Il y a huit ans, ma femme Tania et moi sommes rentrés du Venezuela, où nous avions vécu plus d'une décennie. Mon objectif était de lancer une chocolaterie en Europe et de trouver une usine adaptée. L'Angleterre s'imposait comme un choix judicieux : économie stable et nos enfants, Sophia, Willie et Evie, approchaient de l'âge scolaire. J'aspirais à révolutionner les palais britanniques avec mon chocolat 100 % cacao. J'ai prospecté dans le Devon, terre natale de la famille de Tania, et il y a deux ans, j'ai déniché cet espace dans un parc d'activités près de Tiverton.
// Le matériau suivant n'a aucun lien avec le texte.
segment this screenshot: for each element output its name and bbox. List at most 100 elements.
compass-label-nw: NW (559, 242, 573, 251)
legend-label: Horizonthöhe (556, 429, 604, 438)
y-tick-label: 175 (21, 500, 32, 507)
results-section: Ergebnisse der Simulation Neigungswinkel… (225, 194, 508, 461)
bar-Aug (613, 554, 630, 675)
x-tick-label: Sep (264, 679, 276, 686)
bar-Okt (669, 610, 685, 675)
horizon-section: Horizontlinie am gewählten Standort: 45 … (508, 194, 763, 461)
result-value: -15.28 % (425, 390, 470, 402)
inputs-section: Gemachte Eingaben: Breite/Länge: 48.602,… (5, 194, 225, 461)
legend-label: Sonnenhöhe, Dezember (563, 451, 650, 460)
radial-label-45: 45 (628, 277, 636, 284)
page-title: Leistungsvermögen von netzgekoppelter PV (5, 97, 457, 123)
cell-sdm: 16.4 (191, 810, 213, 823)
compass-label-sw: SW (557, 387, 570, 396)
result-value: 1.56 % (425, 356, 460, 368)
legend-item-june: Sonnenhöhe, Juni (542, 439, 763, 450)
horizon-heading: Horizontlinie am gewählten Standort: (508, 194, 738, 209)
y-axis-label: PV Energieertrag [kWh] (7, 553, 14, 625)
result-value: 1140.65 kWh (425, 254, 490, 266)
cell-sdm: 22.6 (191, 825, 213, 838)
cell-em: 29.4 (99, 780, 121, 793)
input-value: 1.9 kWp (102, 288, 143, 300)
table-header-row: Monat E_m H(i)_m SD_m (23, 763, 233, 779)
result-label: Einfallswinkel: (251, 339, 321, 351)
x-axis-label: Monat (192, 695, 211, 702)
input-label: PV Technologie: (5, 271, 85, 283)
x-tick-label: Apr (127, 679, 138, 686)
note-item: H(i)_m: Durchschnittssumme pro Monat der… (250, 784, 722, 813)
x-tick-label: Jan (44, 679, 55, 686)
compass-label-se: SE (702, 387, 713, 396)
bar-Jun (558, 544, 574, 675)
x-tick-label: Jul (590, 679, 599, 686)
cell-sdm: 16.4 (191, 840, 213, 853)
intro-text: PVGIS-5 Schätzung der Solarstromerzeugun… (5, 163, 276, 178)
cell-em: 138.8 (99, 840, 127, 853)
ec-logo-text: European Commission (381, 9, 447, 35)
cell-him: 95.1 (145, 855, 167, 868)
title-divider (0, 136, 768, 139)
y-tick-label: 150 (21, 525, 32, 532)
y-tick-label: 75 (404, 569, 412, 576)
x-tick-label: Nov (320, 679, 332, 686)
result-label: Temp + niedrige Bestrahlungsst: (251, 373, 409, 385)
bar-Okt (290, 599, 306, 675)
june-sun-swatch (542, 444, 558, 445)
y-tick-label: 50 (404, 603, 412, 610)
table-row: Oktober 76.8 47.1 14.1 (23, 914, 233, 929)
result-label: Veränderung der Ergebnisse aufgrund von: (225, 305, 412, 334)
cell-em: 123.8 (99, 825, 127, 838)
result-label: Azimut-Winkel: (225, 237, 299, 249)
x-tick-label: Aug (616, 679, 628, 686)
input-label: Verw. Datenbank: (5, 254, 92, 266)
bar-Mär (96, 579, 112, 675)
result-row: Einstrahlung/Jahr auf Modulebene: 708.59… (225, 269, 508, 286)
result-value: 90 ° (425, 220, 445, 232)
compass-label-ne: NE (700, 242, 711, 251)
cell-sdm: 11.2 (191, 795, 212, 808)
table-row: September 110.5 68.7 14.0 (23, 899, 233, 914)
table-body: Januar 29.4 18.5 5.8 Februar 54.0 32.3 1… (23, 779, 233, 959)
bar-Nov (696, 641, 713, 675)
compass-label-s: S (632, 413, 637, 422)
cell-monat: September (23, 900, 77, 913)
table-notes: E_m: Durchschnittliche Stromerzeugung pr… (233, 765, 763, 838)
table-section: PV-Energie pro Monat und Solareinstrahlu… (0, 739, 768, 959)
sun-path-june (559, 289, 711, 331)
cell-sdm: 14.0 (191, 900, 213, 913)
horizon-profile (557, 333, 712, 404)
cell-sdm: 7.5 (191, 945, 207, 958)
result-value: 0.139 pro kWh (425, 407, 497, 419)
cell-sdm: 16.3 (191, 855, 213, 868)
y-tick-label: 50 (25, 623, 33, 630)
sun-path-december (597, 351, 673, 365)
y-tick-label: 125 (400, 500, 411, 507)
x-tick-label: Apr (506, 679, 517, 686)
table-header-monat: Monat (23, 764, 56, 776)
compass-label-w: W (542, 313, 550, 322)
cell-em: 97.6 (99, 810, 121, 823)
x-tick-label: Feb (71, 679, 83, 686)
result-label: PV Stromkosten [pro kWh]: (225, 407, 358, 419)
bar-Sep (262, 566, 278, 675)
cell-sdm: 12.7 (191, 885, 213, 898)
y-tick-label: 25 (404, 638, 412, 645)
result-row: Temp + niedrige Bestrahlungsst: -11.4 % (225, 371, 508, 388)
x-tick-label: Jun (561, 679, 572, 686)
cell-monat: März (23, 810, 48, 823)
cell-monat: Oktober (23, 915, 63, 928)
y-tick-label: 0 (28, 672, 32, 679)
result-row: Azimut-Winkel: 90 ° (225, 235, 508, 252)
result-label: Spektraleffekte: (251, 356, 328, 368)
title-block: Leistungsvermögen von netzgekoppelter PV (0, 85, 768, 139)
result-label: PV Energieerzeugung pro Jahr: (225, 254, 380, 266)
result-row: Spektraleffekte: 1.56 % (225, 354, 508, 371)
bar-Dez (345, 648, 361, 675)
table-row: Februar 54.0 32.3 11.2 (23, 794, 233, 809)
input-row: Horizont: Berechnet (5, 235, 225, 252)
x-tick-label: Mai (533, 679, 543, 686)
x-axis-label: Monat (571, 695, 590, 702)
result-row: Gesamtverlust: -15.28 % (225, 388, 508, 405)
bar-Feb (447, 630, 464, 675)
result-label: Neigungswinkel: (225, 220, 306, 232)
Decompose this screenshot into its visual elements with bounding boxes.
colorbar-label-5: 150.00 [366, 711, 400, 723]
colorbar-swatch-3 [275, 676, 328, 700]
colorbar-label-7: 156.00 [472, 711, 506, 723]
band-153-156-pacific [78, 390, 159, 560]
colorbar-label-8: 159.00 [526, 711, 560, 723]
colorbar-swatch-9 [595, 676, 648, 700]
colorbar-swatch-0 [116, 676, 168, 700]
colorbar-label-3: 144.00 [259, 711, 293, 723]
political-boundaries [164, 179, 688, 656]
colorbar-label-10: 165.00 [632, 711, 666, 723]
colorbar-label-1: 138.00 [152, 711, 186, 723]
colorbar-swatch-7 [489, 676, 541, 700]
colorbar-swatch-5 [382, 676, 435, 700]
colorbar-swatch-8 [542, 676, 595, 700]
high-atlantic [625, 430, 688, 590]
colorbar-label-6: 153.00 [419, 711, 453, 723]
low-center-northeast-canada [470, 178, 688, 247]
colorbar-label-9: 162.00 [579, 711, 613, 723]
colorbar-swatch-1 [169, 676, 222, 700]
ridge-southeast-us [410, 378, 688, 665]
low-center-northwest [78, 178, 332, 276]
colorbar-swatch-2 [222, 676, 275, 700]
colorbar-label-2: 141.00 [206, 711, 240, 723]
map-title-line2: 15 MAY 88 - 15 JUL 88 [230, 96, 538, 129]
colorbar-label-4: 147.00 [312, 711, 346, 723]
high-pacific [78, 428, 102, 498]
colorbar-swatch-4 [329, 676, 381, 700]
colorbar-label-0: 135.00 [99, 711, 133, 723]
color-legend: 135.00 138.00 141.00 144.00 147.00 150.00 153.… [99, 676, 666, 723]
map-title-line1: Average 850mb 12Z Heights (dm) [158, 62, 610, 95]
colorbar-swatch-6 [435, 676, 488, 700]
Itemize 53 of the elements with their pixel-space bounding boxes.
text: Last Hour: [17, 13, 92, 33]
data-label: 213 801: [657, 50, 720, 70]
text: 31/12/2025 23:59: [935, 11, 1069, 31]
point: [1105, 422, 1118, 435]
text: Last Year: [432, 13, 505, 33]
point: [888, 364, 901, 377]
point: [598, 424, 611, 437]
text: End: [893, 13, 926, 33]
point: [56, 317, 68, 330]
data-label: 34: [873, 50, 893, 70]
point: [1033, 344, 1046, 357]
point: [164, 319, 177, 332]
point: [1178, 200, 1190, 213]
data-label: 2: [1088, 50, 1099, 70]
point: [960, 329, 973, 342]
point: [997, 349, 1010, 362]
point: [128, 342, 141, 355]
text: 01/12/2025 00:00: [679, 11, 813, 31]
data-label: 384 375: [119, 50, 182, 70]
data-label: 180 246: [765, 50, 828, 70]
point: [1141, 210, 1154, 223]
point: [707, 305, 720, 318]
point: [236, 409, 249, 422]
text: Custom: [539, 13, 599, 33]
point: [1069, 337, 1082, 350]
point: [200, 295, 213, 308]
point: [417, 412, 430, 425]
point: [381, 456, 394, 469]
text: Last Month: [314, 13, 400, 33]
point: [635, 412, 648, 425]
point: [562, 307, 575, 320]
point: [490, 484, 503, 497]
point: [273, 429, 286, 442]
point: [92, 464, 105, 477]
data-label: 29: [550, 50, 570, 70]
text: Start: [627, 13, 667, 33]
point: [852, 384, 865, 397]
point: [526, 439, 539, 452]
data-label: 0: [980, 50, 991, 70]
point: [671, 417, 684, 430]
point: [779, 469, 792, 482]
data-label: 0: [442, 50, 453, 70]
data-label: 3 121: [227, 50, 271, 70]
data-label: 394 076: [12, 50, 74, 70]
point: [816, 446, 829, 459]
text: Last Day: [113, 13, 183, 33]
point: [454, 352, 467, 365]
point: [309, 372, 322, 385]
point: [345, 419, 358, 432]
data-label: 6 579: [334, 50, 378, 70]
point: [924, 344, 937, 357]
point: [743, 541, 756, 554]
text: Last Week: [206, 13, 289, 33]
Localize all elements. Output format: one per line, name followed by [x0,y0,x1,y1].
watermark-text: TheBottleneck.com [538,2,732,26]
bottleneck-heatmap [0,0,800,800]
J'ai construit l'usine de toutes pièces pour seulement 3 000 £. J'ai commencé par un plan à l'échelle, avec des maquettes en carton des machines pour optimiser leur emplacement. Les plus imposantes pèsent 5 tonnes chacune, nécessitant un renforcement du sol à la ciment. Acquises d'occasion en Europe, elles étaient souvent endommagées et couvertes de moisissures. Marco Pierre White, que je connais depuis l'adolescence, est passé voir : même lui semblait impressionné. « Tu as du pain sur la planche », m'a-t-il dit.
En octobre dernier, j'ai doublé la surface de l'usine. Voici la pièce principale, où se déroule la dernière étape du processus, à l'abri de la poussière des grains décortiqués et torréfiés. J'emploie trois personnes ; tous portent des casques antibruit lors du broyage des fèves, car le vacarme est assourdissant. La chaleur évoque le Venezuela, mais le paysage britannique est omniprésent : lapins dans les champs, canards venant picorer les déchets.
J'entretiens toujours une ferme au Venezuela, dans un parc national abritant 3 % des plantes et animaux mondiaux, et 7 % des espèces d'oiseaux. Les Caraïbes sont à deux pas, pour combiner production de cacao et escapades balnéaires.